People have been telling folktales for centuries about mysterious red lights in the sky, which were usually dismissed by experts. According to the Farmer's Almanac, even when respectable pilots or scientists (including CTR Wilson, a Nobel Prize-winning physicist) described them, the scientific community ignored the events. However, in 1989, scientists from the University of Minnesota actually captured pictures of red sprites, and the attitude about them has since changed. While they now have been photographed and filmed thousands of times including by astronauts on the International Space Station—red sprites are still a fairly rare occurrence.

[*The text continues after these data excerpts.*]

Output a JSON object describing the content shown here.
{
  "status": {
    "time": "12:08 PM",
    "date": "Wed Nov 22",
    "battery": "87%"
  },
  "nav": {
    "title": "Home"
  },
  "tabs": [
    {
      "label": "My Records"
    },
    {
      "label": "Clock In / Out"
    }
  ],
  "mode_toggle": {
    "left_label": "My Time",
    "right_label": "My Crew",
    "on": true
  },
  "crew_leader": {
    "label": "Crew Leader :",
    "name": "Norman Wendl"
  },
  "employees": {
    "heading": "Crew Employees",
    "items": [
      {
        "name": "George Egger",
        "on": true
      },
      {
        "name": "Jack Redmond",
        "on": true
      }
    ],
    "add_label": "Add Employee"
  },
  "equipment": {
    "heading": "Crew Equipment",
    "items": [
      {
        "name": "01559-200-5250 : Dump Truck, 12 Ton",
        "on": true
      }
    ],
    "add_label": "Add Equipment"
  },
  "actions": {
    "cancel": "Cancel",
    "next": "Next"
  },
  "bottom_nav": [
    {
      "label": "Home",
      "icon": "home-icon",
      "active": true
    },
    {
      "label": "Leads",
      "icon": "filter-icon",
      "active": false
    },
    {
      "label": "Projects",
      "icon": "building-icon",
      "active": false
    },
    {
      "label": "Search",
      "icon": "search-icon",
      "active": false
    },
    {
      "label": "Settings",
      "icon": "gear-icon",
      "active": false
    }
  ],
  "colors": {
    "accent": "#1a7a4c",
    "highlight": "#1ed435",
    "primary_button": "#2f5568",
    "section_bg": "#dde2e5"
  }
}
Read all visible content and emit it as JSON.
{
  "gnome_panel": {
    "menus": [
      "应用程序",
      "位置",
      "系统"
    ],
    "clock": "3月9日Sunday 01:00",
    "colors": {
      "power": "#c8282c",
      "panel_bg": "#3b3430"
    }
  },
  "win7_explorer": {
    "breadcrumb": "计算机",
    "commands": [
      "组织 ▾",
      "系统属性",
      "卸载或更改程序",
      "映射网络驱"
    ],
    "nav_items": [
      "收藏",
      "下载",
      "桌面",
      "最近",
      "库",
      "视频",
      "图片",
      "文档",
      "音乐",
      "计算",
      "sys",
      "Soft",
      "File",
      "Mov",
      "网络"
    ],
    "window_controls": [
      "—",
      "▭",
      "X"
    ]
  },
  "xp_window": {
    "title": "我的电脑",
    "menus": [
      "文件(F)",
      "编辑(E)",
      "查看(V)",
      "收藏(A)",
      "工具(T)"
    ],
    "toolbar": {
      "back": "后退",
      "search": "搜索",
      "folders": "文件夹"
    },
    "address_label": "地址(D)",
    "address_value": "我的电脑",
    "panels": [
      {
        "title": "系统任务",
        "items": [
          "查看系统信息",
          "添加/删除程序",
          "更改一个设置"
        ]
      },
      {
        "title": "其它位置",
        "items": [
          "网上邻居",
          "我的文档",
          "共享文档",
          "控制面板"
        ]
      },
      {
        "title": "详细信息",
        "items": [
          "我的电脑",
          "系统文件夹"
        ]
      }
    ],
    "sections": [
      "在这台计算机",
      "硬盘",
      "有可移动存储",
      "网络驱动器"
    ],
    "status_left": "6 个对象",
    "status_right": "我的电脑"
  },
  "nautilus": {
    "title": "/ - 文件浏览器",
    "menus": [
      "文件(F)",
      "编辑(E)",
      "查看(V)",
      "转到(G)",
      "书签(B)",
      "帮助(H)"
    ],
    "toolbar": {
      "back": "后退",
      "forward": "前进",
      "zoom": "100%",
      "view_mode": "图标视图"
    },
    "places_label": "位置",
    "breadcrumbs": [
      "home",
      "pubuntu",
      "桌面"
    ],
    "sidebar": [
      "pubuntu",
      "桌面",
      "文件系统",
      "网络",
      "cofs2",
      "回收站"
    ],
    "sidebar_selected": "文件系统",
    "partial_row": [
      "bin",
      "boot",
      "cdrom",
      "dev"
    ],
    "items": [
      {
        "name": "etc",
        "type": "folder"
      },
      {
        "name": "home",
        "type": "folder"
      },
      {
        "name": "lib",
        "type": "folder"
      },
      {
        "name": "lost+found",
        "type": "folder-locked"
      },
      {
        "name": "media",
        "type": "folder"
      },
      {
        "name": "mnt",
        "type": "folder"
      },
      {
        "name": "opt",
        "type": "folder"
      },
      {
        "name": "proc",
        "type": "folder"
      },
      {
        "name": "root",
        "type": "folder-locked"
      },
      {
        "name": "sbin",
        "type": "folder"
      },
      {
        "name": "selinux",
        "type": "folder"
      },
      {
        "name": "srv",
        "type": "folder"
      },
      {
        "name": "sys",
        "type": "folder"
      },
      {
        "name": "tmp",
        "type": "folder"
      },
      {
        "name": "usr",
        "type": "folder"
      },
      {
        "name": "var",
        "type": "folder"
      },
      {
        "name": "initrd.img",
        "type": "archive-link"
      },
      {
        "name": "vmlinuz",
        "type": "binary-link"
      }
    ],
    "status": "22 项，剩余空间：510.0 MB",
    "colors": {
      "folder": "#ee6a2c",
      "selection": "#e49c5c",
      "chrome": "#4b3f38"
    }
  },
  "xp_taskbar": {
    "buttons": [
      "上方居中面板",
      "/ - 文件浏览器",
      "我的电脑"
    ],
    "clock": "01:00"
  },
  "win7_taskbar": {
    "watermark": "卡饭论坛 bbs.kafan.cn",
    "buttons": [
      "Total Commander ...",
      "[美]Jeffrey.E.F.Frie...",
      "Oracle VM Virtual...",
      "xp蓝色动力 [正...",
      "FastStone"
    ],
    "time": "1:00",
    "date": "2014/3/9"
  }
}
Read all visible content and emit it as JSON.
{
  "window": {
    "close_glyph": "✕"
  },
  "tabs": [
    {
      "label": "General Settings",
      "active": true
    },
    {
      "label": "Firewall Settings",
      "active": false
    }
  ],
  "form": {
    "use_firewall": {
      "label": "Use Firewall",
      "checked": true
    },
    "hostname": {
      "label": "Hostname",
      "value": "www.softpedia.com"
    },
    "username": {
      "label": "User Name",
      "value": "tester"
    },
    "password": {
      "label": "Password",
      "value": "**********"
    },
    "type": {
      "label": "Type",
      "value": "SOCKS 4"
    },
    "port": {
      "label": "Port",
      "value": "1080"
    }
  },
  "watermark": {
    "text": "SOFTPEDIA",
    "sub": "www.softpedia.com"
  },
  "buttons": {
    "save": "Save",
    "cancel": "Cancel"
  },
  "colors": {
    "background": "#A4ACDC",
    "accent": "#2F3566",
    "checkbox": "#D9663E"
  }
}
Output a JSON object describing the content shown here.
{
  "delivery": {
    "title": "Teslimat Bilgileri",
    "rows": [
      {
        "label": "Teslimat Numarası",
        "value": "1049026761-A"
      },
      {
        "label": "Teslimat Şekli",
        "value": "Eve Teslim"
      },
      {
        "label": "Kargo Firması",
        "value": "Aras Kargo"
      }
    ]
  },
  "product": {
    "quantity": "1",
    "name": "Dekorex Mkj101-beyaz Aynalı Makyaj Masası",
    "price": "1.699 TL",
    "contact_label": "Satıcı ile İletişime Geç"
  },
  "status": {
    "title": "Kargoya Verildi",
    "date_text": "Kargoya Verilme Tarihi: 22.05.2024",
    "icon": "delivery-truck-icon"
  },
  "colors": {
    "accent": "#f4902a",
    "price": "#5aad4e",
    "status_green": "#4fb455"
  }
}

This new photo from ESO almost looks like a painting. The red sprites appear low on the horizon, only due to the perspective of the camera, located on the platform of ESO's 3.6m telescope at La Silla. The background of the photograph shows a green hue, known as airglow. ESO explained that during the day, sunlight knocks electrons away from nitrogen and oxygen in Earth's atmosphere and, at night, these electrons recombine with the atoms and molecules, causing them to shine. Usually, airglow can only be seen in very dark skies where there is no light pollution.